HOUSTON, TX - Harris County Public Health (HCPH) has confirmed a West Nile virus (WNV) related death in Harris County, making it the first WNV-associated death in the county . The patient, whose identity will remain confidential, had underlying chronic health conditions, and is a 45-54 year-old male from Southwest Harris County.
The health department had originally stated in a press release that this was the first West Nile Virus death in the state this year, but later learned of a West Nile Virus related death in Dallas County last month. It still remains the first West Nile Virus death in Harris Couty
“We are devastated to report the first West Nile virus-associated death, and our hearts go out to the family. Mosquitoes can spread a variety of diseases and those who are most vulnerable; children, aging and immuno-suppressed individuals, are at a higher risk of dying of mosquito-borne diseases,” stated Umair A. Shah, MD, MPH, executive director of HCPH.
West Nile season typically runs from June through October. As of today, 303 mosquito samples have tested positive for the virus. The areas where those samples have been detected have been sprayed to reduce the risk of disease. So far this year, a total of six human cases of WNV have been confirmed (including this WNV associated death) in Harris County and the City of Houston.
Most people who are infected with West Nile will not develop any symptoms. However, about 1-in-5 people who are infected develop a fever with other symptoms such as headache, body aches, joint pains, vomiting, diarrhea or rash. More severe signs and symptoms can include: high fever, stiff neck, stupor, disorientation, tremors, convulsions, muscle weakness, vision loss, encephalitis (inflammation of the brain) or meningitis (inflammation of the membranes that surround the brain and spinal cord).

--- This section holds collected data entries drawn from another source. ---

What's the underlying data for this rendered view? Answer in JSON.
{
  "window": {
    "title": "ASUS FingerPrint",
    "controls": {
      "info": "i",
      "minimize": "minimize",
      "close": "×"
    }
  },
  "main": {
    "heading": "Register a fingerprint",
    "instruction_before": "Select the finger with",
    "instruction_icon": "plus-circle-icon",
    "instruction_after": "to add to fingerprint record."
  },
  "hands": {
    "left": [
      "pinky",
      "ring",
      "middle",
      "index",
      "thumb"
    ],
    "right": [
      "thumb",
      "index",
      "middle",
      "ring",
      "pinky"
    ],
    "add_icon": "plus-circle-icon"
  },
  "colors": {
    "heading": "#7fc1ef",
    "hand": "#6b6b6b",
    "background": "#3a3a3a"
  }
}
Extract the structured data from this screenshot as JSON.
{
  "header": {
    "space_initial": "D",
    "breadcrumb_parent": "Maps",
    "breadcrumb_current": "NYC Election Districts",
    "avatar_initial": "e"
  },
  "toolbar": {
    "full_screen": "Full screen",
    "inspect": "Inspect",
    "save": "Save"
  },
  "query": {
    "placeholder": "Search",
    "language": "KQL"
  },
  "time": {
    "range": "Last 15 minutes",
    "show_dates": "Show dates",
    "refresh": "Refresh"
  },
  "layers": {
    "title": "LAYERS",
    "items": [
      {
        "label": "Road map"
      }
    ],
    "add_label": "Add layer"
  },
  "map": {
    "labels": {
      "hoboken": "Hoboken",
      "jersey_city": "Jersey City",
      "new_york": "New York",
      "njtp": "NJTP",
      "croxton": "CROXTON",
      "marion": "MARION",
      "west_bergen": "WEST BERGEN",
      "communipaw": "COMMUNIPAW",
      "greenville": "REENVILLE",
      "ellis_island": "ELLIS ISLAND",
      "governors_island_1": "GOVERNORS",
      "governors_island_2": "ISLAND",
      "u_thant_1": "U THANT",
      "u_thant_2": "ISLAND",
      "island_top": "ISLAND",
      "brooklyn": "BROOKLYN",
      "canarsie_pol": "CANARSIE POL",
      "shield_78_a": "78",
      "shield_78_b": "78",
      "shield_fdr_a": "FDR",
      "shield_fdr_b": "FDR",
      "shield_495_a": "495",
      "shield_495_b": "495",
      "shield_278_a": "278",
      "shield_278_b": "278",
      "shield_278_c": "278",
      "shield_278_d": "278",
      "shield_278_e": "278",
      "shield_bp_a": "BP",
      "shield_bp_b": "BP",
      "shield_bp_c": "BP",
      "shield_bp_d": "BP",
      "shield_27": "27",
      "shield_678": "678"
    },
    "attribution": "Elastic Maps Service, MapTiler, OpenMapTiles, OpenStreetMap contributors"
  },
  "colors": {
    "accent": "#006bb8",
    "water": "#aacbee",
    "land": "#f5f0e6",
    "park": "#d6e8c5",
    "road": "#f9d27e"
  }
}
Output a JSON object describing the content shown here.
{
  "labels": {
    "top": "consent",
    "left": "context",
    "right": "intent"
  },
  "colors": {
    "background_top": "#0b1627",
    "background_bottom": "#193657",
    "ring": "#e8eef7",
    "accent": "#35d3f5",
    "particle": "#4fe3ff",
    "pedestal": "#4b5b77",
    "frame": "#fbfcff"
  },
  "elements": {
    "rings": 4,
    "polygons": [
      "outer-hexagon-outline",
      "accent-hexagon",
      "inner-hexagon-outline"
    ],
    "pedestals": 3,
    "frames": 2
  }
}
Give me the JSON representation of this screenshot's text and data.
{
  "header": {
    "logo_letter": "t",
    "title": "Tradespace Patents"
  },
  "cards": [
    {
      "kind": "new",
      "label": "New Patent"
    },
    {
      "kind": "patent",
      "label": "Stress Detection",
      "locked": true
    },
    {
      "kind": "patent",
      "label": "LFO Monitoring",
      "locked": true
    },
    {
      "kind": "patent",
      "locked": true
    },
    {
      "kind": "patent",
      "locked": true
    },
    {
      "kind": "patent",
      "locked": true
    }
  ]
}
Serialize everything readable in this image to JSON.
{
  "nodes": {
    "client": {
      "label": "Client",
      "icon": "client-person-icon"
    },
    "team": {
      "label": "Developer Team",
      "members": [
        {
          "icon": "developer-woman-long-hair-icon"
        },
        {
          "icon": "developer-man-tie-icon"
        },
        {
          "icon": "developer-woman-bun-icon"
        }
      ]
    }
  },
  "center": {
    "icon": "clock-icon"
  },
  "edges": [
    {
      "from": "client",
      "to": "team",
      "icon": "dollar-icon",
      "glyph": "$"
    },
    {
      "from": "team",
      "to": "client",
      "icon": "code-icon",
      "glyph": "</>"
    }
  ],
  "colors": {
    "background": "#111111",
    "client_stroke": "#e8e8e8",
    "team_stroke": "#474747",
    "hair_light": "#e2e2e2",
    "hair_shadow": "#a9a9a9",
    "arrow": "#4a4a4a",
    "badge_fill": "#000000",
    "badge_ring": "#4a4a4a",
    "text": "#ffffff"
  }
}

Severe illness can occur in people of any age; however, people over 60 years of age are at greater risk. People with certain medical conditions, such as cancer, diabetes, hypertension, kidney disease, and people who have received organ transplants, are also at greater risk. About 1 out of 10 people who develop severe illness affecting the central nervous system die. If you have symptoms similar to West Nile virus, please contact your health provider immediately.